Впрочем, отношения Пушкина к Николаю I слишком сложны, чтобы их исчерпать в нескольких строках. Столь же сложен стал образ свободы у Пушкина в последнее десятилетие его жизни. С уверенностью можно сказать, что поэт никогда не изменил ей. Со всей силой он утверждает ее для своего творчества. Тема свободы поэта от «черни», общественного мнения, от властей и народа, становится преобладающей в его общественной лирике. Иной раз она звучит лично, эгоистически: «себе лишь одному служить и угождать», иной раз пророчески-самоотверженно. Но рядом с этой личной свободой поэта не умирает, хотя и приглушается, другая, политическая тема. Все чаще она, никогда не имевшая демократического характера, получает аристократическое обличие. Впрочем этот аристократический либерализм Пушкина оставил больше следа в его заметках и письмах (рассуждения о дворянстве, замечания вел. кн. Михаилу Николаевичу о Романовых — niveleurs), чем в поэзии. Нельзя, впрочем, не найти в «Борисе Годунове» отражения собственных политических идей поэта хотя бы в словах фрондирующего Пушкина, его предка, или в похвалах кн. Курбскому.

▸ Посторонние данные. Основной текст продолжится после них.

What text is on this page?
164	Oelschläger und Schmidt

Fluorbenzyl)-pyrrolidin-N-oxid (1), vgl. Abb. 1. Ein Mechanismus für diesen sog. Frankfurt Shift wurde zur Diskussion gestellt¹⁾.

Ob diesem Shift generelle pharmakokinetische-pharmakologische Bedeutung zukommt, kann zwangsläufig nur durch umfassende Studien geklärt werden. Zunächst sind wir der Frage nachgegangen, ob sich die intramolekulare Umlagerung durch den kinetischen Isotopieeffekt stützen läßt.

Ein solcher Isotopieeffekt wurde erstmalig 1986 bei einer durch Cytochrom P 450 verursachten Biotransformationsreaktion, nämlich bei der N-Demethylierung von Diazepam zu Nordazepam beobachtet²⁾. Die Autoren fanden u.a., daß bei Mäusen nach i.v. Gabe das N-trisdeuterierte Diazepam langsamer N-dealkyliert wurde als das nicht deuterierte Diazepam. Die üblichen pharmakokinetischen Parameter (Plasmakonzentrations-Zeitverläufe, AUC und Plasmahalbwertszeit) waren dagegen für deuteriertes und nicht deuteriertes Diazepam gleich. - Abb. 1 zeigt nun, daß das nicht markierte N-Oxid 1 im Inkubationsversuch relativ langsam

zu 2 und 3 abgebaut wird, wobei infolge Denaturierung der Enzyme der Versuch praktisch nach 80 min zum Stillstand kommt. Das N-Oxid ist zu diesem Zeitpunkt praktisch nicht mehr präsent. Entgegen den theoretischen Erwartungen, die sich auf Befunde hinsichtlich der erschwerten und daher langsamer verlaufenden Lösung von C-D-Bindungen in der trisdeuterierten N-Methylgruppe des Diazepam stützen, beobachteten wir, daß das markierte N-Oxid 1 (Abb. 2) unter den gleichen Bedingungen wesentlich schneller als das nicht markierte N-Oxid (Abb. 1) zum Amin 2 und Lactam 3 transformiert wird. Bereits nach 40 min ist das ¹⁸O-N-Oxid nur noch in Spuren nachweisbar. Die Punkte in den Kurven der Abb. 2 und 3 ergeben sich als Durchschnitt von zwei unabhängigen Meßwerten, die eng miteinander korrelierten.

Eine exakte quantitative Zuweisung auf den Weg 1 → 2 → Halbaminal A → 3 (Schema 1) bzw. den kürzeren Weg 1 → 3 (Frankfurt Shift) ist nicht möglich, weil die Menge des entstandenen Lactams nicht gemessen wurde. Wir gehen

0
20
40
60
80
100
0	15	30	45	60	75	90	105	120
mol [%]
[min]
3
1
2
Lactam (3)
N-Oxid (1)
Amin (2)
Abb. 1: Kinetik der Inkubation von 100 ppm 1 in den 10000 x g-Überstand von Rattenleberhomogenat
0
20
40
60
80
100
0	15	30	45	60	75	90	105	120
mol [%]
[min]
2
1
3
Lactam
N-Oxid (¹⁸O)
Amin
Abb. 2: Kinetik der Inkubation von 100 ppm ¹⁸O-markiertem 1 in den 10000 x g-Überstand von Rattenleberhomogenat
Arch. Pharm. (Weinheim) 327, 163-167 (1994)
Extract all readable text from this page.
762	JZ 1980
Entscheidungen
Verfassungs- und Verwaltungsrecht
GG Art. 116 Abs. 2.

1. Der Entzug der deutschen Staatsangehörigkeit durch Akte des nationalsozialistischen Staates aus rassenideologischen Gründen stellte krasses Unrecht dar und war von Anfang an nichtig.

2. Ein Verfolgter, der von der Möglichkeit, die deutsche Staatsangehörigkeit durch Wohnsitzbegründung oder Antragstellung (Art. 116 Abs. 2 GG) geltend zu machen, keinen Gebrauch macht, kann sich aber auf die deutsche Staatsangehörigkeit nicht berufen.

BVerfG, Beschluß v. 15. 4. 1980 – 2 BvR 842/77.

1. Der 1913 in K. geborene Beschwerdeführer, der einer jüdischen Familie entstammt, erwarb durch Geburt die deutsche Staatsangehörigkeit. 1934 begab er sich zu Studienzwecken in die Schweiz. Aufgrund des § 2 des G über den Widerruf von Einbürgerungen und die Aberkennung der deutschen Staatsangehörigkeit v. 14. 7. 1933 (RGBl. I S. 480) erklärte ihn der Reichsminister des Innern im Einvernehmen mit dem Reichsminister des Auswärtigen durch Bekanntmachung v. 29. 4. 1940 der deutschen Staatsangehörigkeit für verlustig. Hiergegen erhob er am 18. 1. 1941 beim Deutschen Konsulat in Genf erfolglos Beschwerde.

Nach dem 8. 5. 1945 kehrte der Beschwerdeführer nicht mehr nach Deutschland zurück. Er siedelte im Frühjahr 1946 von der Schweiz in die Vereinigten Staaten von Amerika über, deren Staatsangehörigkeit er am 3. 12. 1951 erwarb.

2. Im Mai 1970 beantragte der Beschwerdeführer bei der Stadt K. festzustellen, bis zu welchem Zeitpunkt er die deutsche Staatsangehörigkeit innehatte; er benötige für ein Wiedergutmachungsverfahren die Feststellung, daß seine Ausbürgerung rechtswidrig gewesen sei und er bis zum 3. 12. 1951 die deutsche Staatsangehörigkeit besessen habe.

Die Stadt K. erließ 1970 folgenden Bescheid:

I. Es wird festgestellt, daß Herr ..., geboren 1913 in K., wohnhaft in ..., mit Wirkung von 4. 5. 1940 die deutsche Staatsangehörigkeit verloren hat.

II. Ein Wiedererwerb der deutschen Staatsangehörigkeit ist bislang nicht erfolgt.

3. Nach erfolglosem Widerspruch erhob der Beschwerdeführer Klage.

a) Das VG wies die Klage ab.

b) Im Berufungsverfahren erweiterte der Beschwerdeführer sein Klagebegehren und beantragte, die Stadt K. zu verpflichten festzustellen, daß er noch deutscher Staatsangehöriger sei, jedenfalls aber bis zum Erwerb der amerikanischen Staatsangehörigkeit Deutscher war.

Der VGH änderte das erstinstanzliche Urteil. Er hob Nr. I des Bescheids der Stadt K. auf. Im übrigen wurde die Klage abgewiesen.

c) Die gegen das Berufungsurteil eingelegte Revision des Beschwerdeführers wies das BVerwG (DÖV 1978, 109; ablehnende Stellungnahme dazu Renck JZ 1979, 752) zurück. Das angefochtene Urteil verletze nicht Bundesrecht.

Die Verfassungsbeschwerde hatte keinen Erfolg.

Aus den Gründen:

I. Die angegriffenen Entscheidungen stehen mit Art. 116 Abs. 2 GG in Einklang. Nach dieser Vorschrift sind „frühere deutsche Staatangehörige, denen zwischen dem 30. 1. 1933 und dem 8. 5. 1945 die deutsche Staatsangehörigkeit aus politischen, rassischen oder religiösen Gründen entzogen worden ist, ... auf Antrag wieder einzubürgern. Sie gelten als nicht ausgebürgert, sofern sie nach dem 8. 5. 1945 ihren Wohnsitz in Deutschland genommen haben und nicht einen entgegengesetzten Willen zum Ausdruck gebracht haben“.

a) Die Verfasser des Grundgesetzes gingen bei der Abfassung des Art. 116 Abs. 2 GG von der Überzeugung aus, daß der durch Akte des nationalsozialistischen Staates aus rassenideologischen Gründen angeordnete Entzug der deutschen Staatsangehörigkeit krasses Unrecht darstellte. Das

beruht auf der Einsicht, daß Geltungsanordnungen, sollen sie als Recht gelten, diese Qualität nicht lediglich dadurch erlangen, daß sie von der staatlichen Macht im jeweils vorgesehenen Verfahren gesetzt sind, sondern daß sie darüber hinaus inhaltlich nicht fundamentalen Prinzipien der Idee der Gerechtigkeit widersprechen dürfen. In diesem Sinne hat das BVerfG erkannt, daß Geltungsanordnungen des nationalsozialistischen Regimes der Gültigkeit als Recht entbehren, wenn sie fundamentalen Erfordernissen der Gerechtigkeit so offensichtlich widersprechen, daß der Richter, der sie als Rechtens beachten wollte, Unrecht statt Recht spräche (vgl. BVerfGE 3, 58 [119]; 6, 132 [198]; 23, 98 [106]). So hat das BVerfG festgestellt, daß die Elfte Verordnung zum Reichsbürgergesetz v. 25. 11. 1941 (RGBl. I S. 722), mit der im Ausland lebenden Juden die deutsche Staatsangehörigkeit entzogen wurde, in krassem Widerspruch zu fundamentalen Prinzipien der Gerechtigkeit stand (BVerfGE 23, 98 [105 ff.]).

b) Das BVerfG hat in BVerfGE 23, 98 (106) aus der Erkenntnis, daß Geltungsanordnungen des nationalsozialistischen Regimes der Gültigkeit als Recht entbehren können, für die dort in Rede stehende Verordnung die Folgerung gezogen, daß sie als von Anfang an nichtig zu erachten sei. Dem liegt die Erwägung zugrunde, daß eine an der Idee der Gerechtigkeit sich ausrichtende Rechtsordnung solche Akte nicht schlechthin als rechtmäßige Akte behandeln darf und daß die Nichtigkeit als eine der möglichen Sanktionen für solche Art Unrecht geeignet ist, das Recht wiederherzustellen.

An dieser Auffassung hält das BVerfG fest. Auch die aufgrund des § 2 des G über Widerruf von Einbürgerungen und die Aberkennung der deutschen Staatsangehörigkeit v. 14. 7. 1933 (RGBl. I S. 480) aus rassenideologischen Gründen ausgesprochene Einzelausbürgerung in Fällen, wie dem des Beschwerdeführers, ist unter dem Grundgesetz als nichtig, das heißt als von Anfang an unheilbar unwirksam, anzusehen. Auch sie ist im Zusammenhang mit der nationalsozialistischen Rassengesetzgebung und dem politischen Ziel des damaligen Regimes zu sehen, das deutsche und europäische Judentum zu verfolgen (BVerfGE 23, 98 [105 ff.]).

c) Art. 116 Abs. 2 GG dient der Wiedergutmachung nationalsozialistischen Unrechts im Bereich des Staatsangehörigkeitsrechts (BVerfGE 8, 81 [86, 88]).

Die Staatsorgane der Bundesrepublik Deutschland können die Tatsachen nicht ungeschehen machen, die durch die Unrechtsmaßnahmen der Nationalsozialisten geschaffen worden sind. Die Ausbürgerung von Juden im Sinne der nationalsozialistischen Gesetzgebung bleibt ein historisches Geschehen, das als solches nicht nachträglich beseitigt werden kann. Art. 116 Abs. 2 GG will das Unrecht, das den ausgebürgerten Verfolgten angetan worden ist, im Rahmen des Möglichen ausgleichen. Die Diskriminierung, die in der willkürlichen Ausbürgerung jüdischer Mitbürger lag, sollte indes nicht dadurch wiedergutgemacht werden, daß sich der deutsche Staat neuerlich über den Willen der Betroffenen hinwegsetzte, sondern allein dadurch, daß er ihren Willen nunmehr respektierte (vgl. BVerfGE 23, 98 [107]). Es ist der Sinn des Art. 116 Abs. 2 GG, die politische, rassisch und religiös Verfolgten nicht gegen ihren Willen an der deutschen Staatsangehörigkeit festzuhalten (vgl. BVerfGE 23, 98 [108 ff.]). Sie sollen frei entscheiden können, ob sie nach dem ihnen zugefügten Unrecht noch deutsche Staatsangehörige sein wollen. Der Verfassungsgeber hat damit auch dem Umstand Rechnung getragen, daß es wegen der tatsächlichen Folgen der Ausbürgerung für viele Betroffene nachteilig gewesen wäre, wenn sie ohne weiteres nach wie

Наконец, нельзя не видеть сжатого под очень высоким «имперским» давлением пафоса свободы в пушкинском «Пугачеве». Не случайно, конечно, Стенька Разин и Пугачев, наряду с Петром Великим, более всего влекли к себе историческую лиру Пушкина. В зрелые годы он никогда не стал бы певцом русского бунта, «бессмысленного и беспощадного». Но он и не пожелал бросить Пугачева под ноги Михельсону и даже Суворову. В «Капитанской дочке» два политических центра: Пугачев и Екатерина, и оба они нарисованы с явным сочувствием. Пушкин, бесспорно, любил Пугачева за то же, за что он любил Байрона и Наполеона: за смелость, за силу, за проблески великодушия. Пугачев, рассказывающий с «диким вдохновением» калмыцкую сказку об орле и вороне: «чем триста лет питаться падалью, лучше один раз напиться живой крови», — это ключ к пушкинскому увлечению. Оно порукой за то, что Пушкин, строитель русской империи, никогда не мог бы сбросить со счетов русской, хотя бы и дикой, воли. Русская воля и западное просвещение проводят грань между пушкинским консерватизмом, его империей, и николаевским или погодинским государством Российским. Конечно, Пушкин не политик и не всегда сводит концы с концами. Есть у него грехи и прегрешения против свободы — и даже довольно тяжкие. Таково его удовлетворение по поводу закрытия журнала Полевого или защита цензуры в антирадищевских «Мыслях на дороге». Но все эти промахи и обмолвки исчезают перед его основной лояльностью. Никогда, ни единым словом он не предал и не отрекся от друзей своей юности — декабристов — как не отрекся от А. Шенье и от Байрона. Никогда сознательно Пушкин не переходил в стан врагов свободы и не становился певцом реакции. В конце концов кн. Вяземский был совершенно прав, назвав политическое направление зрелого Пушкина «свободным консерватизмом». С именем свободы на устах Пушкин и умер: политической свободы в своем «Памятнике», духовной в стихах к жене о «покое и воле». Пусть чаемый им синтез империи и свободы не осуществился — даже в его творчестве, еще менее в русской жизни; пусть Российская империя погибла, не решив этой пушкинской задачи. Она стоит и перед нами, как перед всеми будущими поколениями, теперь еще более трудная, чем когда-либо, но непреложная, неотвратимая. Россия не будет жить, если не исполнит завещания своего поэта, если не одухотворит тяжесть своей вновь воздвигаемой Империи крылатой свободой.


  1. «воплощенная революция» (фр.).

  2. Основные добродетели (лат.).

  3. Богословские добродетели (лат.).